22. De rechtbank overweegt dat, ongeacht of de vraag of het product wordt beschermd door het basisoctrooi moet worden beoordeeld aan de hand van de door verweerder gegeven uitleg aan artikel 53 van de Rijksoctrooiwet 1995 of op basis van de contextgebonden uitleg van artikel 69 van het EOV, in dit geval moet worden vastgesteld dat het ingeroepen basisoctrooi de combinatie beschermt van bepaalde antilichamen zoals cetuximab met een anti-neoplastisch middel zoals irinotecan. Voor de opvatting van eiseres dat het octrooi ook de enkele stof cetuximab beschermt en om die reden een ABC had moeten worden verleend, ziet de rechtbank geen aanknopingspunten.
23. De uitleg van eiseres komt er op neer dat het enkele product via indirecte inbreuk door het octrooi wordt beschermd. Van indirecte inbreuk is sprake indien een wezenlijk bestanddeel van de uitvinding wordt aangeboden of geleverd voor toepassing van de geoctrooieerde uitvinding, een en ander mits de betreffende persoon weet dan wel het gezien de omstandigheden duidelijk is dat die middelen voor die toepassing geschikt en bestemd zijn. Omdat cetuximab in combinatie met irinotecan wel geschikt is voor toepassing van het octrooi, maar daarvoor gelet op de door verweerder ter zitting genoemde voorbeelden (combinatie met anti-histamine en bestralingstherapie) niet noodzakelijkerwijs is bestemd, wordt het verhandelen van het product cetuximab ook in de door eiseres voorgestane uitleg niet noodzakelijkerwijs door het octrooi beschermd. Omdat artikel 73 van de Row 1995 eiseres niet in alle gevallen bescherming biedt tegen het aanbieden of leveren van cetuximab, is er -ook uitgaande van de door eiseres voorgestane uitleg- geen grond haar een ABC te verlenen voor cetuximab.

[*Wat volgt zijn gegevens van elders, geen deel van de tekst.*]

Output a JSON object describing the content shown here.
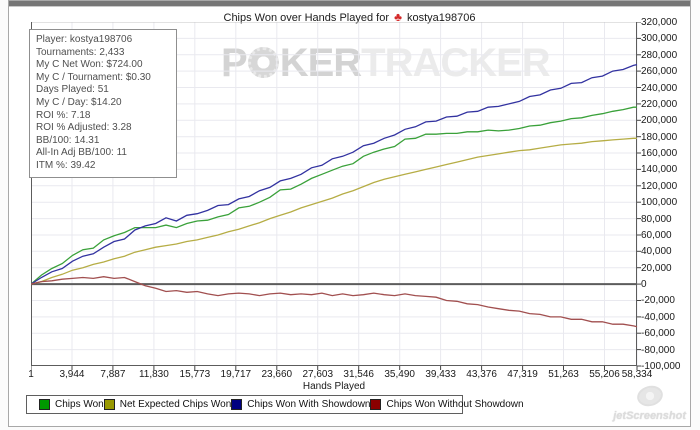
{
  "header": {
    "title_prefix": "Chips Won over Hands Played for",
    "title_icon_glyph": "♣",
    "player": "kostya198706"
  },
  "watermark": {
    "part1": "P",
    "part2": "KER",
    "part3": "TRACKER"
  },
  "footer_watermark": {
    "text": "jetScreenshot"
  },
  "stats_panel": {
    "lines": [
      "Player: kostya198706",
      "Tournaments: 2,433",
      "My C Net Won: $724.00",
      "My C / Tournament: $0.30",
      "Days Played: 51",
      "My C / Day: $14.20",
      "ROI %: 7.18",
      "ROI % Adjusted: 3.28",
      "BB/100: 14.31",
      "All-In Adj BB/100: 11",
      "ITM %: 39.42"
    ]
  },
  "chart_data": {
    "type": "line",
    "title": "Chips Won over Hands Played for kostya198706",
    "xlabel": "Hands Played",
    "ylabel": "",
    "xlim": [
      1,
      58334
    ],
    "ylim": [
      -100000,
      320000
    ],
    "grid": true,
    "legend_position": "bottom",
    "xticks": [
      1,
      3944,
      7887,
      11830,
      15773,
      19717,
      23660,
      27603,
      31546,
      35490,
      39433,
      43376,
      47319,
      51263,
      55206,
      58334
    ],
    "yticks": [
      320000,
      300000,
      280000,
      260000,
      240000,
      220000,
      200000,
      180000,
      160000,
      140000,
      120000,
      100000,
      80000,
      60000,
      40000,
      20000,
      0,
      -20000,
      -40000,
      -60000,
      -80000,
      -100000
    ],
    "x": [
      1,
      1000,
      2000,
      3000,
      4000,
      5000,
      6000,
      7000,
      8000,
      9000,
      10000,
      11000,
      12000,
      13000,
      14000,
      15000,
      16000,
      17000,
      18000,
      19000,
      20000,
      21000,
      22000,
      23000,
      24000,
      25000,
      26000,
      27000,
      28000,
      29000,
      30000,
      31000,
      32000,
      33000,
      34000,
      35000,
      36000,
      37000,
      38000,
      39000,
      40000,
      41000,
      42000,
      43000,
      44000,
      45000,
      46000,
      47000,
      48000,
      49000,
      50000,
      51000,
      52000,
      53000,
      54000,
      55000,
      56000,
      57000,
      58000,
      58334
    ],
    "series": [
      {
        "name": "Chips Won",
        "color": "#3aa13a",
        "swatch": "#009900",
        "values": [
          0,
          11000,
          19000,
          25000,
          35000,
          42000,
          44000,
          54000,
          59000,
          63000,
          69000,
          69000,
          69000,
          72000,
          69000,
          74000,
          77000,
          78000,
          82000,
          85000,
          93000,
          95000,
          100000,
          106000,
          115000,
          116000,
          122000,
          129000,
          134000,
          139000,
          144000,
          147000,
          156000,
          161000,
          165000,
          168000,
          177000,
          178000,
          183000,
          183000,
          184000,
          184000,
          186000,
          186000,
          188000,
          187000,
          188000,
          190000,
          193000,
          194000,
          197000,
          199000,
          202000,
          203000,
          206000,
          208000,
          211000,
          213000,
          216000,
          216000
        ]
      },
      {
        "name": "Net Expected Chips Won",
        "color": "#b6ad45",
        "swatch": "#999900",
        "values": [
          0,
          3000,
          8000,
          12000,
          17000,
          20000,
          24000,
          27000,
          31000,
          34000,
          39000,
          42000,
          45000,
          47000,
          49000,
          52000,
          54000,
          57000,
          60000,
          64000,
          67000,
          71000,
          75000,
          80000,
          84000,
          88000,
          93000,
          97000,
          101000,
          105000,
          110000,
          114000,
          119000,
          124000,
          128000,
          131000,
          134000,
          137000,
          140000,
          143000,
          146000,
          149000,
          152000,
          155000,
          157000,
          159000,
          161000,
          163000,
          164000,
          166000,
          168000,
          170000,
          171000,
          172000,
          174000,
          175000,
          176000,
          177000,
          178000,
          178000
        ]
      },
      {
        "name": "Chips Won With Showdown",
        "color": "#3232a0",
        "swatch": "#000080",
        "values": [
          0,
          8000,
          15000,
          19000,
          28000,
          34000,
          37000,
          45000,
          52000,
          55000,
          66000,
          71000,
          74000,
          81000,
          77000,
          84000,
          86000,
          90000,
          96000,
          97000,
          104000,
          107000,
          114000,
          118000,
          126000,
          129000,
          134000,
          142000,
          145000,
          153000,
          156000,
          161000,
          169000,
          172000,
          178000,
          182000,
          189000,
          192000,
          198000,
          199000,
          204000,
          205000,
          210000,
          211000,
          216000,
          217000,
          220000,
          223000,
          229000,
          231000,
          237000,
          239000,
          245000,
          246000,
          252000,
          254000,
          260000,
          262000,
          267000,
          268000
        ]
      },
      {
        "name": "Chips Won Without Showdown",
        "color": "#a14f4f",
        "swatch": "#8b0000",
        "values": [
          0,
          3000,
          4000,
          6000,
          7000,
          8000,
          7000,
          9000,
          7000,
          8000,
          3000,
          -2000,
          -5000,
          -9000,
          -8000,
          -10000,
          -9000,
          -12000,
          -14000,
          -12000,
          -11000,
          -12000,
          -14000,
          -12000,
          -11000,
          -13000,
          -12000,
          -13000,
          -11000,
          -14000,
          -12000,
          -14000,
          -13000,
          -11000,
          -13000,
          -14000,
          -12000,
          -14000,
          -15000,
          -16000,
          -20000,
          -21000,
          -24000,
          -25000,
          -28000,
          -30000,
          -32000,
          -33000,
          -36000,
          -37000,
          -40000,
          -40000,
          -43000,
          -43000,
          -46000,
          -46000,
          -49000,
          -49000,
          -51000,
          -52000
        ]
      }
    ]
  }
}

24. Op grond van het vorenstaande heeft verweerder het ABC nr. 300167, gezien het bepaalde in artikel 3, onder a, van de Verordening, hoe dan ook terecht geweigerd.

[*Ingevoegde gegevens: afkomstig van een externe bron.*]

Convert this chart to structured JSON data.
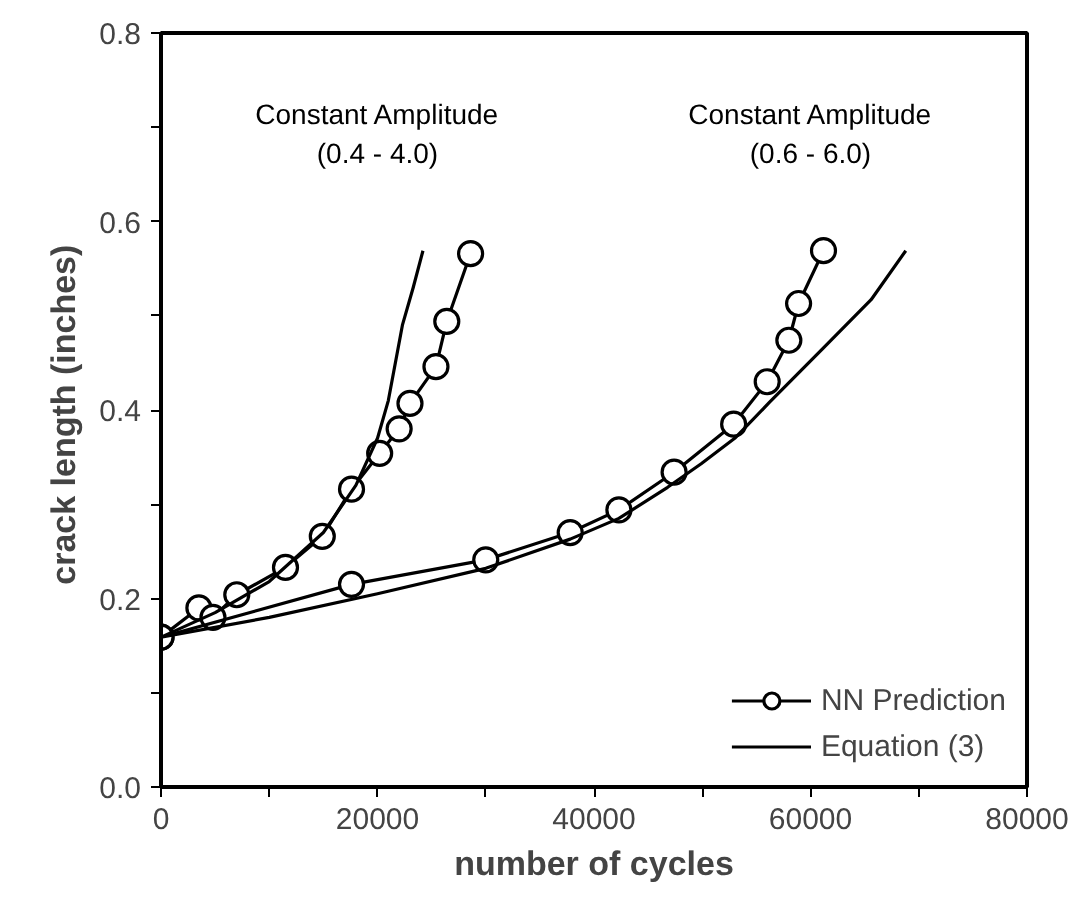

25. De stelling van eiseres, dat zij recht heeft op verlenging van de beschermingsduur van het octrooi gelet op alle tijd en inspanningen die besteed zijn aan de uitvinding en het op de markt brengen van het middel, kan niet worden gevolgd. Het gaat er om of wordt voldaan aan de in de Verordening gestelde voorwaarden om in aanmerking te komen voor een aanvullend beschermingscertificaat. Alleen onder die omstandigheden komt eiseres voor een ABC in aanmerking. Zoals hiervoor reeds is overwogen voldoet eiseres niet aan alle voorwaarden. Daarom moest het ABC worden geweigerd. Voor een belangenafweging als door eiseres gewenst biedt de Verordening geen ruimte.
26. De beroepen dienen ongegrond te worden verklaard.

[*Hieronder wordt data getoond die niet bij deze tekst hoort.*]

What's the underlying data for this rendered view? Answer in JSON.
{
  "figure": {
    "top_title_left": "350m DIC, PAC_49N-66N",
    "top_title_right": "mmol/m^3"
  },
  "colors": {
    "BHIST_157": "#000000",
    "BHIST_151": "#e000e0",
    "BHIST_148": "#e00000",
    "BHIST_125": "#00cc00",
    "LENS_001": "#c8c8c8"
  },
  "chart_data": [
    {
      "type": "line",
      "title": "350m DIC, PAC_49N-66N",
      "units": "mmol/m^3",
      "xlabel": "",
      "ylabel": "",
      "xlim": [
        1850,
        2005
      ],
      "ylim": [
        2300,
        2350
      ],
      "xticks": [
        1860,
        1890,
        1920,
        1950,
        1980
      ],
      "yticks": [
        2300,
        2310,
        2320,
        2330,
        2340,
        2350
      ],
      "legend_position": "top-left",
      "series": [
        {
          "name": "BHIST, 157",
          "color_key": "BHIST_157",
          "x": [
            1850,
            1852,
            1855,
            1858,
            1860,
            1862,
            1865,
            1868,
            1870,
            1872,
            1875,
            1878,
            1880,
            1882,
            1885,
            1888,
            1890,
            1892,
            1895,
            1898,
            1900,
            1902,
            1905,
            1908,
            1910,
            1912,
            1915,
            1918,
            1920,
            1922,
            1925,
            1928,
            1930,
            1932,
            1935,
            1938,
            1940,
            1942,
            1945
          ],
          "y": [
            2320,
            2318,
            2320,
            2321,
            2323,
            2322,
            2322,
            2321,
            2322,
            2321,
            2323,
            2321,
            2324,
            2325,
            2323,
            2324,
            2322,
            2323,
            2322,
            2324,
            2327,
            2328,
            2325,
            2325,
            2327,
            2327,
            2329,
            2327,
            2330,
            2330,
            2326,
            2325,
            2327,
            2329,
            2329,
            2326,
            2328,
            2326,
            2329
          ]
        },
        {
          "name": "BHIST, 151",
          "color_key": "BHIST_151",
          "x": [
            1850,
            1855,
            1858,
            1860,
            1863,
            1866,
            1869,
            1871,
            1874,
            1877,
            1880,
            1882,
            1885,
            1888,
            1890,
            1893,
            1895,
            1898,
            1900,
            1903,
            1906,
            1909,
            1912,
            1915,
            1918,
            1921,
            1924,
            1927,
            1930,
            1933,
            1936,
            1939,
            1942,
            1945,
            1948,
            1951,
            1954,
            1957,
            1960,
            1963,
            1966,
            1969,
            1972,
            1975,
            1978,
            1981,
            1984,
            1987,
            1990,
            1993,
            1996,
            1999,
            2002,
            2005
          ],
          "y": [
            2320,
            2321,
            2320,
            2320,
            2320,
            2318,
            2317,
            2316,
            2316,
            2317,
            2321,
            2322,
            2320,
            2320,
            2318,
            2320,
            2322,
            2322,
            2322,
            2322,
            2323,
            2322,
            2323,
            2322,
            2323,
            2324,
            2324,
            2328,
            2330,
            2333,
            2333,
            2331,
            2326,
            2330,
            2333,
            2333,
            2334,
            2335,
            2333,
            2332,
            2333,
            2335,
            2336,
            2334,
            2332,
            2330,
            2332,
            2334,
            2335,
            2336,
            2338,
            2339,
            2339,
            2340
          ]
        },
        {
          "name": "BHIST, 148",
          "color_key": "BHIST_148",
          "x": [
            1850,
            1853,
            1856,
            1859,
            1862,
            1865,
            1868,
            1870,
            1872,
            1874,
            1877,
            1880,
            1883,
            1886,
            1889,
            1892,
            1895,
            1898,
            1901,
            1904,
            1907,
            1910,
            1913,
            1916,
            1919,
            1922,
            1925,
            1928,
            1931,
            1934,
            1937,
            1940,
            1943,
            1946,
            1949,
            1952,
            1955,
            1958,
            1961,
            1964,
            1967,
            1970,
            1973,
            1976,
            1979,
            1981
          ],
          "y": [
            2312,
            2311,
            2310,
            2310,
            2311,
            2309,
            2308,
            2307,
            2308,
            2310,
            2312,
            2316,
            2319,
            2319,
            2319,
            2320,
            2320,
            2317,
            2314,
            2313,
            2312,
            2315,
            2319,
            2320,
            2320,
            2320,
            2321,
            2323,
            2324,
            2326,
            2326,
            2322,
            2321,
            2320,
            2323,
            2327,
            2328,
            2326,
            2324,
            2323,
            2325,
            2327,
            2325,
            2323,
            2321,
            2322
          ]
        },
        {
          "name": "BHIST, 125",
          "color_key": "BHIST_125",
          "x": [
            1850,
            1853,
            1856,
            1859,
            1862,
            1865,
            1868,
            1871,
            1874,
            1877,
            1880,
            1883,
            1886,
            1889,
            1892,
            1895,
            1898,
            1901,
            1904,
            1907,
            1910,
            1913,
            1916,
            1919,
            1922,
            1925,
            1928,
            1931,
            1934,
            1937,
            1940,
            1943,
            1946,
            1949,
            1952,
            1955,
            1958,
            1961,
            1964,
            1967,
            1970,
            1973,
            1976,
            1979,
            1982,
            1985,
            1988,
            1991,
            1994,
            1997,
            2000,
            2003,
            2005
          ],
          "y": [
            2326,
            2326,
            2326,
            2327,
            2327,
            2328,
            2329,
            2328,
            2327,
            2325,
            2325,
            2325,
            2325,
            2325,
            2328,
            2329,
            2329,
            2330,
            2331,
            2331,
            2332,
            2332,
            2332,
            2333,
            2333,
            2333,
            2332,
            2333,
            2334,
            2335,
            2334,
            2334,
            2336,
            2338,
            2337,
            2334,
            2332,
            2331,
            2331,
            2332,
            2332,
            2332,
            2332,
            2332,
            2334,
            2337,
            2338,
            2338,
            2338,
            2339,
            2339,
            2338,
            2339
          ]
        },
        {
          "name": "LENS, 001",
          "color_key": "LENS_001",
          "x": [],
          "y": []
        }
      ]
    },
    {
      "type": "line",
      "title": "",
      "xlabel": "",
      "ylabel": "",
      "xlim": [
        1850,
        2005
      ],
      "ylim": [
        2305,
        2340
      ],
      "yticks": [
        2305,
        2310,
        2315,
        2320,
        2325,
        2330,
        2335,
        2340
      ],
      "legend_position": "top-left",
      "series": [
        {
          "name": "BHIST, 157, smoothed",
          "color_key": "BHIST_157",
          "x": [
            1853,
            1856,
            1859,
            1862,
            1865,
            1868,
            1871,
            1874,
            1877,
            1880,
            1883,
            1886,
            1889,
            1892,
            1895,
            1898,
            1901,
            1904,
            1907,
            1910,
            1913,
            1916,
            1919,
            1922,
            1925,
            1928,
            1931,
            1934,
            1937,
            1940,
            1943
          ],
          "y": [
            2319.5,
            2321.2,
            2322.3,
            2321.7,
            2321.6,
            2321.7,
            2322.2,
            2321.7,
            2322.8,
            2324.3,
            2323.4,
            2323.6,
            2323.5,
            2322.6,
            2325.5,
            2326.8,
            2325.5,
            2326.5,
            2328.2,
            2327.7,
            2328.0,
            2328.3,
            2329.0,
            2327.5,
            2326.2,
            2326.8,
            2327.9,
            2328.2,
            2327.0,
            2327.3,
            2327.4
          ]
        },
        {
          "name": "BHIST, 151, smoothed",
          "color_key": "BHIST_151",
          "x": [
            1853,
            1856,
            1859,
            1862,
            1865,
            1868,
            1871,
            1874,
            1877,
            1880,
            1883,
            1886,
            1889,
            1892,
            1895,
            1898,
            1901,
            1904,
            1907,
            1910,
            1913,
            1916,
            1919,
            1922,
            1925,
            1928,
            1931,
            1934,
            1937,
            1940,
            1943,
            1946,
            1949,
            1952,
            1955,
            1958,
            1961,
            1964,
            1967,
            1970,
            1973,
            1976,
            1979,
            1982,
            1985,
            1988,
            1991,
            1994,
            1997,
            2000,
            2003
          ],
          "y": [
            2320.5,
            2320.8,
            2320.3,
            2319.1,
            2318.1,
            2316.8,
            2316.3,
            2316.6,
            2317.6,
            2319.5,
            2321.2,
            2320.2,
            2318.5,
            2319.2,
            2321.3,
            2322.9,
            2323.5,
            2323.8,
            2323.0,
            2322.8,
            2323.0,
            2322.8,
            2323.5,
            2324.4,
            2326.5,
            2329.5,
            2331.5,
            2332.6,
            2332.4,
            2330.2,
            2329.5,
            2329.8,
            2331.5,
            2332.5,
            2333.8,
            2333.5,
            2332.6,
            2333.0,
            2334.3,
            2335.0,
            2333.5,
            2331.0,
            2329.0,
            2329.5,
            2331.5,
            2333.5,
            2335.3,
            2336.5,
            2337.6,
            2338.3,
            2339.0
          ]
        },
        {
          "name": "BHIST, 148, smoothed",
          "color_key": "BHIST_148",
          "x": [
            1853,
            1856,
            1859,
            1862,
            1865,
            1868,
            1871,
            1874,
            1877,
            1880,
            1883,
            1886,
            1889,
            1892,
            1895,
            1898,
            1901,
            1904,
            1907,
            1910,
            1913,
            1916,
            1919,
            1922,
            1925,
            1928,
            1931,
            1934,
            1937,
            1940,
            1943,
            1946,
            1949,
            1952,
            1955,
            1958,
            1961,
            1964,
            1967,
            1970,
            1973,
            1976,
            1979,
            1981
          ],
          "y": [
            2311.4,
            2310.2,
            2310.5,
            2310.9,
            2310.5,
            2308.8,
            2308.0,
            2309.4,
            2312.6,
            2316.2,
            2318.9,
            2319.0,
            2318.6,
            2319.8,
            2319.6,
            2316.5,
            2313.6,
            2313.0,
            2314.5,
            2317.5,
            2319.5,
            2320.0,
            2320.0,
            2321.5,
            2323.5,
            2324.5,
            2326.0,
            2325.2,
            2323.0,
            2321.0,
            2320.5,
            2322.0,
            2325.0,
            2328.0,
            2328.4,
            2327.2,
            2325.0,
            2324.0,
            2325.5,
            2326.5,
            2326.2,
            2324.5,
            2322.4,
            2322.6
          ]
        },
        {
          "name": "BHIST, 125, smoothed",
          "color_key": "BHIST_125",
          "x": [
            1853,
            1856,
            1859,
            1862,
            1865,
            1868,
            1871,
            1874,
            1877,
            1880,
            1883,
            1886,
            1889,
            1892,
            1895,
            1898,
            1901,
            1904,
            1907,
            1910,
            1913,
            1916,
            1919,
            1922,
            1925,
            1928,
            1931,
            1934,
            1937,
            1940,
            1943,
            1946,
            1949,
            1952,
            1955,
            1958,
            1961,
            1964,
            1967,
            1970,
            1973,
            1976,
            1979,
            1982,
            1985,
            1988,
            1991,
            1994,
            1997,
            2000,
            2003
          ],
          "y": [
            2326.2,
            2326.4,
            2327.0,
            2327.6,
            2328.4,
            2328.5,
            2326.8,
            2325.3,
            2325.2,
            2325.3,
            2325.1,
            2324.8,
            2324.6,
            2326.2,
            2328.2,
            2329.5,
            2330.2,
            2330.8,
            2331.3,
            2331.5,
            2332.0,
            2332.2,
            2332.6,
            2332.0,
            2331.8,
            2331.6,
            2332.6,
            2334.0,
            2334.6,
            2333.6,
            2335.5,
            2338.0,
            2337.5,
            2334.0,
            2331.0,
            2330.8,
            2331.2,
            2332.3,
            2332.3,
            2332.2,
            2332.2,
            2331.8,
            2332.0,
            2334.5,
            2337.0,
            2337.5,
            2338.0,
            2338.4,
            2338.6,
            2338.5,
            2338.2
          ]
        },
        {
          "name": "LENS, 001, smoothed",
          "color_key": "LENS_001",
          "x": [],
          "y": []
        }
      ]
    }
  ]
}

27. Voor een proceskostenveroordeling bestaat geen aanleiding.
Beslissing
De Rechtbank 's-Gravenhage,
RECHT DOENDE:
Verklaart de beroepen ongegrond.
Rechtsmiddel
Tegen deze uitspraak kan binnen zes weken na verzending daarvan hoger beroep worden ingesteld bij de Afdeling bestuursrechtspraak van de Raad van State.
Aldus gegeven door mr. C.C. Dedel-van Walbeek, mr. C.C. de Rijke-Maas en mr. P.W. van Straalen en in het openbaar uitgesproken op 28 mei 2008, in tegenwoordigheid van de griffier mr. B.M. van der Meide.